Download Reddit data for a single Reddit thread.
Eddie Chapman
Clone this repository onto your machine
~$ git clone https://www.github.com/eddiechapman/scrape-reddit-thread.git
Enter the directory of the new repository
~$ cd scrape-reddit-thread
Make a Python virtual environment
~/scrape-reddit-thread$ python3 -m venv venv
Activate the virtual environment and install the required Python packages
~/scrape-reddit-thread$ source venv/bin/activate
(venv)~/scrape-reddit-thread$ pip install -r requirements.txt
Create a file named .env
in the project directory and add the following fields.
The values should be taken from your Reddit account.
client_id=adfgrefasifune
client_secret=ijdnroimsoeimf
You may also set these enviroment variables manually.
Run reddit_scrape_comments.py
to download the comments of a Reddit thread.

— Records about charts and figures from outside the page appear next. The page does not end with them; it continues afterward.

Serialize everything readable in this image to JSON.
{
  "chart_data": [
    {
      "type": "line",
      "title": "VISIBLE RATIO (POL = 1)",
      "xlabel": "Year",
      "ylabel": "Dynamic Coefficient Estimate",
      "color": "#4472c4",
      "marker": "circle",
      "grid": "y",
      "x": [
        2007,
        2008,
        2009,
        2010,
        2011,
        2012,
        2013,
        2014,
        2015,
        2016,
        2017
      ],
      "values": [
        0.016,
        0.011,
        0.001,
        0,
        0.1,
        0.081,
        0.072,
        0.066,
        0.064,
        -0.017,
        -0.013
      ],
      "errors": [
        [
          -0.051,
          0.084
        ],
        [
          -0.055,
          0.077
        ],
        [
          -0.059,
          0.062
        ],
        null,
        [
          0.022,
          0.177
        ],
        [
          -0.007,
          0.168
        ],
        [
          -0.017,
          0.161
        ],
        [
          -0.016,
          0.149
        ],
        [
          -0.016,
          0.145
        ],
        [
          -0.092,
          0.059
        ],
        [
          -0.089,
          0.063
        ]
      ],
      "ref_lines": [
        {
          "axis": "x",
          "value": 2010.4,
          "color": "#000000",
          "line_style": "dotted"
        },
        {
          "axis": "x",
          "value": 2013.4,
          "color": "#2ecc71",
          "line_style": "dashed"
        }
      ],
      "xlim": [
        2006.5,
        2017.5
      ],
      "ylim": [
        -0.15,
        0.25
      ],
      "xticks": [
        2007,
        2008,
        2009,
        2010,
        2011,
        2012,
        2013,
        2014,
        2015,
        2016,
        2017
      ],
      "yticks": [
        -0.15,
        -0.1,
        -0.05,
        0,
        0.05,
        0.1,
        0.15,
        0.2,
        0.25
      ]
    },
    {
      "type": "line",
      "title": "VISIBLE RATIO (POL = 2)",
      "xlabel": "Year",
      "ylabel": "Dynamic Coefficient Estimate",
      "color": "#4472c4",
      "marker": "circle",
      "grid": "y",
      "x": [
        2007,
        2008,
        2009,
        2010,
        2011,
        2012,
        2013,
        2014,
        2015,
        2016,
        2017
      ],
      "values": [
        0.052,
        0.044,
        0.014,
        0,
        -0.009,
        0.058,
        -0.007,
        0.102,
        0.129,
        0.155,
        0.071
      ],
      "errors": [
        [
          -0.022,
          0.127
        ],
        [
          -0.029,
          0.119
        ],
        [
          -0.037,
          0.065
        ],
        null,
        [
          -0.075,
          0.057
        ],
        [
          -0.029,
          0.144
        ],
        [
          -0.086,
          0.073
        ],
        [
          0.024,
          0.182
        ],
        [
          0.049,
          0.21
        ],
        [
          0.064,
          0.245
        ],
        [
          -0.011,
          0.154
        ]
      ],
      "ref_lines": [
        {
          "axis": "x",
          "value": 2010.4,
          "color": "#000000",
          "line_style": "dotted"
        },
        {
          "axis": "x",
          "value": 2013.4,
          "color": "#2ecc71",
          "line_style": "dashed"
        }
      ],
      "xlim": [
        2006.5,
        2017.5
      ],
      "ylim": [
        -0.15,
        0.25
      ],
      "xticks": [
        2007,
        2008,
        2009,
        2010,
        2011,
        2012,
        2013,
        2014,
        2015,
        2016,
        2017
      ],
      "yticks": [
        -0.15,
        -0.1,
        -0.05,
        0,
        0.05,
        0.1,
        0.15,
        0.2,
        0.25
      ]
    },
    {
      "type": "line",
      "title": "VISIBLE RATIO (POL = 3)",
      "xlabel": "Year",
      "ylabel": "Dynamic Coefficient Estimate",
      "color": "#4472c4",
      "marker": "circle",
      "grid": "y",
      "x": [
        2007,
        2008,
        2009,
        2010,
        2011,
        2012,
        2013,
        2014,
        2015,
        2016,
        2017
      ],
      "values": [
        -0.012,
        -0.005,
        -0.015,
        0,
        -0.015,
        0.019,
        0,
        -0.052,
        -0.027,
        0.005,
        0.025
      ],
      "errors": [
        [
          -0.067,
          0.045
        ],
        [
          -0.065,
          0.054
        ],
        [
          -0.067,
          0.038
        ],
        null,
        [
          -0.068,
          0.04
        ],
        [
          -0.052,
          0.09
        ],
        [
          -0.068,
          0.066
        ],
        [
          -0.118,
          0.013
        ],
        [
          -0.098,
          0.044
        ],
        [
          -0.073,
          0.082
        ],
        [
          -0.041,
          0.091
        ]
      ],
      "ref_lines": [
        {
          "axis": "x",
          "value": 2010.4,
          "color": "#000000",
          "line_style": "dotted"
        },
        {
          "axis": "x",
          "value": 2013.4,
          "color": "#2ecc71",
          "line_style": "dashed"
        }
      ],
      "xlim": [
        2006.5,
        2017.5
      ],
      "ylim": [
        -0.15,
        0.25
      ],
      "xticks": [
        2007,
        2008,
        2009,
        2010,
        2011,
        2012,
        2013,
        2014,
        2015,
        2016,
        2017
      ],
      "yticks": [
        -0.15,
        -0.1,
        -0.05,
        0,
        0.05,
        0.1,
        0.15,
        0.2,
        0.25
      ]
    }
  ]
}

Comments will be stored as JSON files in a comments
folder in the project directory.
(venv)~/scrape-reddit-thread$ python3 reddit_scrape_comments.py
You can change the URL
variable in reddit_scrape_comments.py
on line 10 to
choose a different Reddit thread.
Just click on a Reddit thread and copy and paste the URL at the top of the page.
After you run reddit_scrape_comments.py
, you'll have a bunch of JSON files in scrape-reddit-thread/comments/
.
You can merge these into a single CSV file with json2csv.py
.
You'll need to provide the location of the comments folder and the name of the CSV file.
(venv)~/scrape-reddit-thread$ python3 json2csv.py comments comments.csv
The above command will collect JSON files from scrape-reddit-thread/comments/
and create a new CSV file at scrape-reddit-thread/comments.csv
.
If you'd like to make a bunch of .txt files containing the comment text, run csv2txt.py
.
You'll get a folder full of plain text files with the text from each comment. Each file will be named after the ID
field
of the comment. Again, you'll need to provide the location of the CSV file and the intended location of the text files.
(venv)~/scrape-reddit-thread$ python3 csv2txt.py comments.csv comment_text
The above command will collect comment data from scrape-reddit-thread/comments.csv
and create text files for each
comment in scrape-reddit-thread/comment_text/
The thread I scraped contained over 2,000 comments. I found it useful to make a single text file with a random sample of comments so that I could review them.
You can run sample_comments_txt.py
to produce a sample file for your inspection.
You'll need to provide the location of the text comments (created with csv2txt.py
), the number of
comments to sample, and the location of the output file.
(venv)~/scrape-reddit-thread$ python3 sample_comments_txt.py comments_text 25 sample_25.txt
This will look for comment .txt files in scrape-reddit-thread/comments_text/
and sample 25 comments
into scrape-reddit-thread/sample_25.txt
.